Mas estou numa queda livre
e vertiginosa.
A roupa do passado não me serve,
o presente é roto
e estou sem vestes para o futuro.
E numa queda os laços vão-se rompendo,
se dissolvendo,
desagregando-se.
Nenhum laço segura um homem
que cai por muito tempo.
A dignidade é uma palavra para pessoas de pé.
Na horizontal os conceitos são outros.
A Sentinela em Fuga e Outras Ausências
ÓDIO
Ódio de tudo:
de ti, de
mim, da
sombra no
asfalto, das
conversas
dos vizinhos
comendo
churrasco e
arrotando
bobagens,
dos barulhos
no telhado,
da televisão
ligada em
programas
de auditório,
dos ruídos que
vem das ruas,
do ambiente
de trabalho, das
necessidades
fisiológicas dos
governantes, da
inteligência
pedindo
esmolas
aos agiotas,
dos restaurantes
abarrotados
(que raiva das
pessoas perfi-
ladas mastigando
qualquer carne),
ódio de tudo
e de todos,
neste momento
em que faço
uma análise
antes de deitar
o meu cansaço.
Uma Escada que Deságua no Silêncio
MARIA
O céu desaba sobre mim
com sua cara de fogo
e nuvens de cores,
num movimento frenético
no compasso do amor.
Quando terminarmos
e o sol e a lua e as estrelas
forem embora nas alturas,
eu voltarei a ser noite
ou terei incorporado luzes
suficientes para esperar
até a próxima vez?!
Uma Escada que Deságua no Silêncio
O PISO DA MINHA ALMA
ressoam em meu cérebro
ecos de canções que eu
nunca escreverei jamais.
mas existem em mim
como acordes tangíveis
do que se aspira a ser.
à sombra do músico adormecido
eu vivi a minha vida inteira assim
disfarçado de poeta como se fosse
um andarilho dentro de casa.
O Jardim Simultâneo
QUESTÃO CRUCIAL
A noite fria
e a fonte está seca.
Não dá mais e preciso
retroceder ao ponto
de onde parti.
Mas será possível
voltar atrás após o
desmonte de pontes
e das possibilidades
de travessia?
Lá embaixo o rio precário
me dizia que sim e que não
e eu não sabia no que acreditar,
vendo as suas poucas águas
indiferentes e convidativas.
O Jardim Simultâneo
ANTÔNIMO DE ALEGRIA
“quem vive como eu não morre:
acaba, murcha, desvegeta-se.” Fernando Pessoa
No subterrâneo não adianta sorrir
Porque as nossas presas de marfim
Jamais verão a luz do dia ou o sol.
Eu estive nas cavernas por muitos anos
E durante todo esse período nunca recebi
Uma visita que não fosse trazendo a comida.

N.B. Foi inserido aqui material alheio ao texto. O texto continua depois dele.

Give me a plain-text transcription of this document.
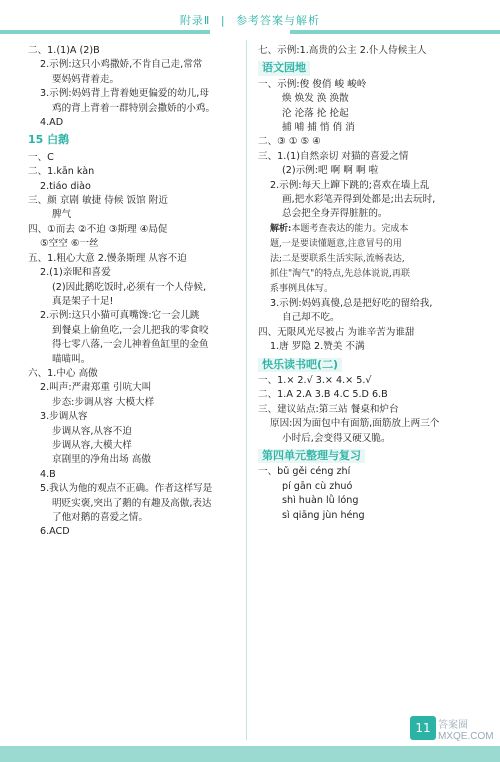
附录Ⅱ | 参考答案与解析
二、1.(1)A (2)B
2.示例:这只小鸡撒娇,不肯自己走,常常
要妈妈背着走。
3.示例:妈妈背上背着她更偏爱的幼儿,母
鸡的背上背着一群特别会撒娇的小鸡。
4.AD
15 白鹅
一、C
二、1.kān kàn
2.tiáo diào
三、颜 京剧 敏捷 侍候 饭馆 附近
脾气
四、①而去 ②不迫 ③斯理 ④局促
⑤空空 ⑥一丝
五、1.粗心大意 2.慢条斯理 从容不迫
2.(1)亲昵和喜爱
(2)因此鹅吃饭时,必须有一个人侍候,
真是架子十足!
2.示例:这只小猫可真嘴馋:它一会儿跳
到餐桌上偷鱼吃,一会儿把我的零食咬
得七零八落,一会儿神着鱼缸里的金鱼
喵喵叫。
六、1.中心 高傲
2.叫声:严肃郑重 引吭大叫
步态:步调从容 大模大样
3.步调从容
步调从容,从容不迫
步调从容,大模大样
京剧里的净角出场 高傲
4.B
5.我认为他的观点不正确。作者这样写是
明贬实褒,突出了鹅的有趣及高傲,表达
了他对鹅的喜爱之情。
6.ACD
七、示例:1.高贵的公主 2.仆人侍候主人
语文园地
一、示例:俊 俊俏 峻 峻岭
焕 焕发 涣 涣散
沦 沦落 抡 抡起
捕 哺 捕 悄 俏 消
二、③ ① ⑤ ④
三、1.(1)自然亲切 对猫的喜爱之情
(2)示例:吧 啊 啊 啊 啦
2.示例:每天上蹿下跳的;喜欢在墙上乱
画,把水彩笔弄得到处都是;出去玩时,
总会把全身弄得脏脏的。
解析:本题考查表达的能力。完成本
题,一是要读懂题意,注意冒号的用
法;二是要联系生活实际,流畅表达,
抓住"淘气"的特点,先总体说说,再联
系事例具体写。
3.示例:妈妈真傻,总是把好吃的留给我,
自己却不吃。
四、无限风光尽被占 为谁辛苦为谁甜
1.唐 罗隐 2.赞美 不满
快乐读书吧(二)
一、1.× 2.√ 3.× 4.× 5.√
二、1.A 2.A 3.B 4.C 5.D 6.B
三、建议站点:第三站 餐桌和炉台
原因:因为面包中有面筋,面筋放上两三个
小时后,会变得又硬又脆。
第四单元整理与复习
一、bǔ gěi céng zhí
pí gān cù zhuó
shì huàn lǜ lóng
sì qiāng jùn héng
11 答案圈 MXQE.COM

No isolamento não adianta existir
Porque os nossos sonhos dourados
Jamais saberão o que é reciprocidade.
Eu estive nas prisões por muito tempo
E durante todos esses anos nunca recebi
Uma notícia que não fosse de morte na família.
Na escuridão não adianta insistir
Porque os nossos olhos arregalados
Jamais avançarão além da cortina sem cor.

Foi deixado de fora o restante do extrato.